Characteristics and stress-induced degradation of laser-activated low temperature polycrystalline silicon thin-film transistors

Abstract

The characteristics and reliability of laser-activated polycrystalline silicon thin-film transistors (poly-Si TFTs) under the stress condition of drain voltage (Vd)=12 V and gate voltage (Vg)=15 V have been investigated. In spite of reducing the source/drain resistivity by using laser activation method, the leakage current (Vg<0) is larger for laser-activated poly-Si TFTs in comparison with traditional furnace-activated counterparts. It is also found that the post-stress leakage and on/off current ratio degrade much faster for laser-activated poly-Si TFTs, while the degradation rates of threshold voltage and subthreshold swing are comparable to those of traditional furnace-activated TFTs. The laser activation modifies the grain structure between drain and channel region and causes grain discontinuity extending from the drain side to the channel region.
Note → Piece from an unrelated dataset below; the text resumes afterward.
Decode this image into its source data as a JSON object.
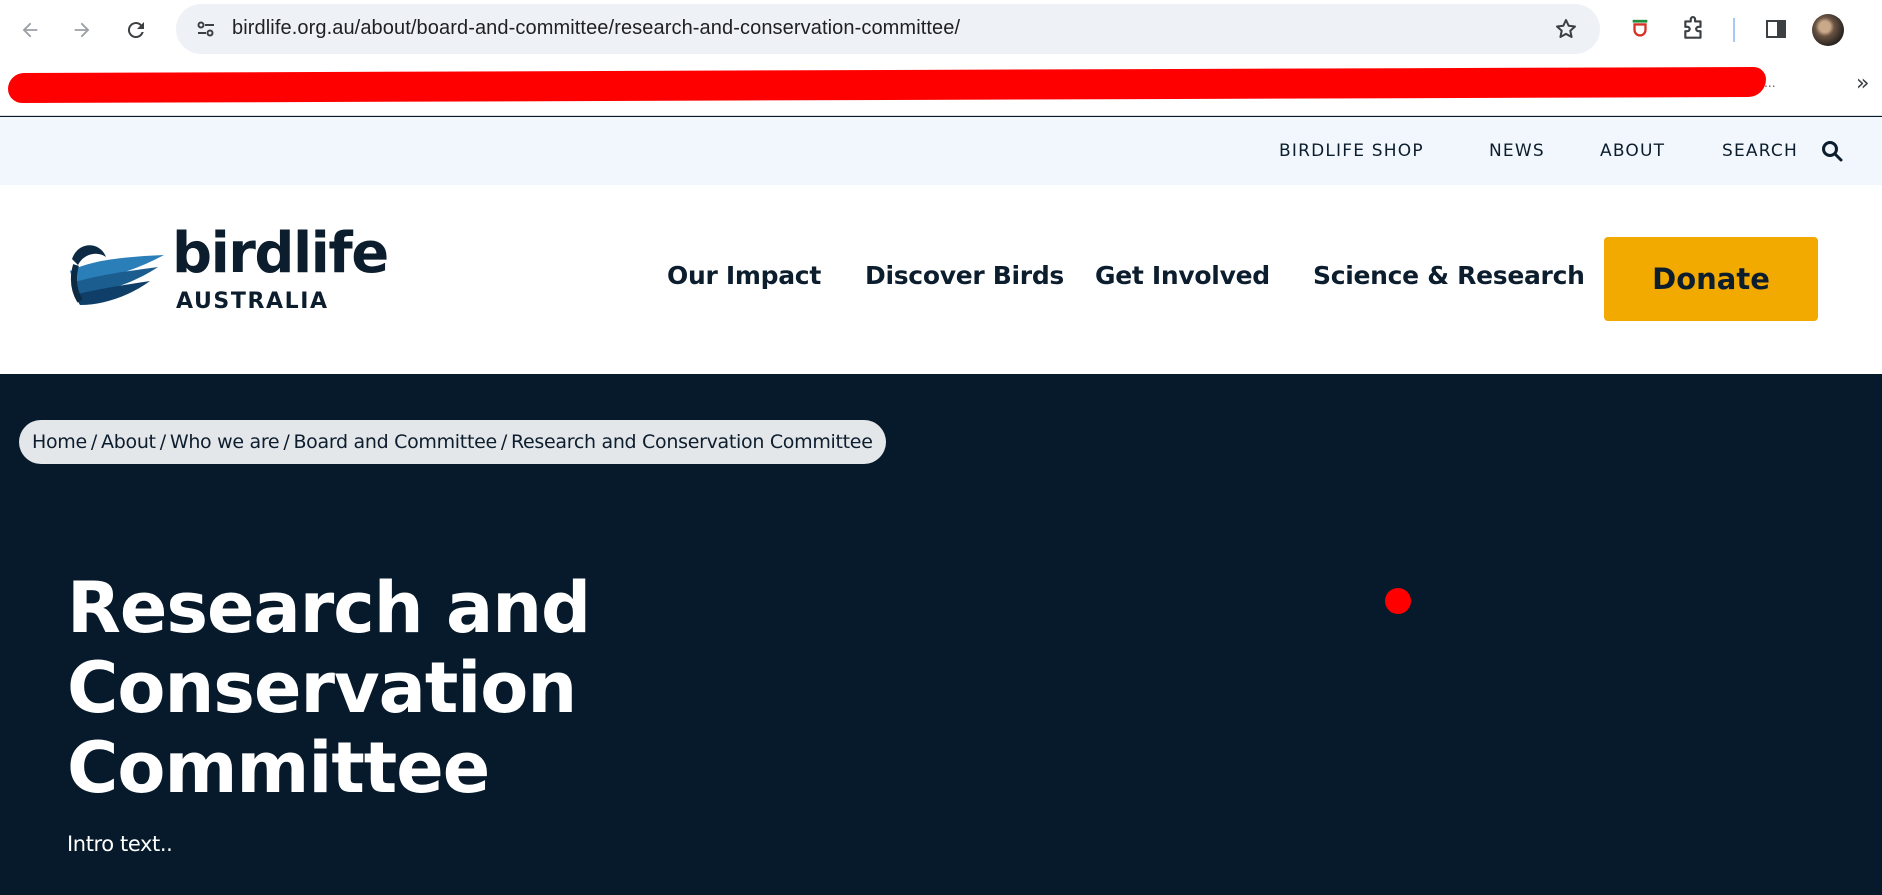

The grain discontinuity near drain side in the polysilicon film has been investigated by transmission electron microscopy analysis. The effective trap state density calculated from typical I−V curve has been compared for laser-activated and furnace-activated TFTs. As a result, an inferior reliability with extra trap state density and larger leakage current was observed in the laser-activated poly-Si TFTs.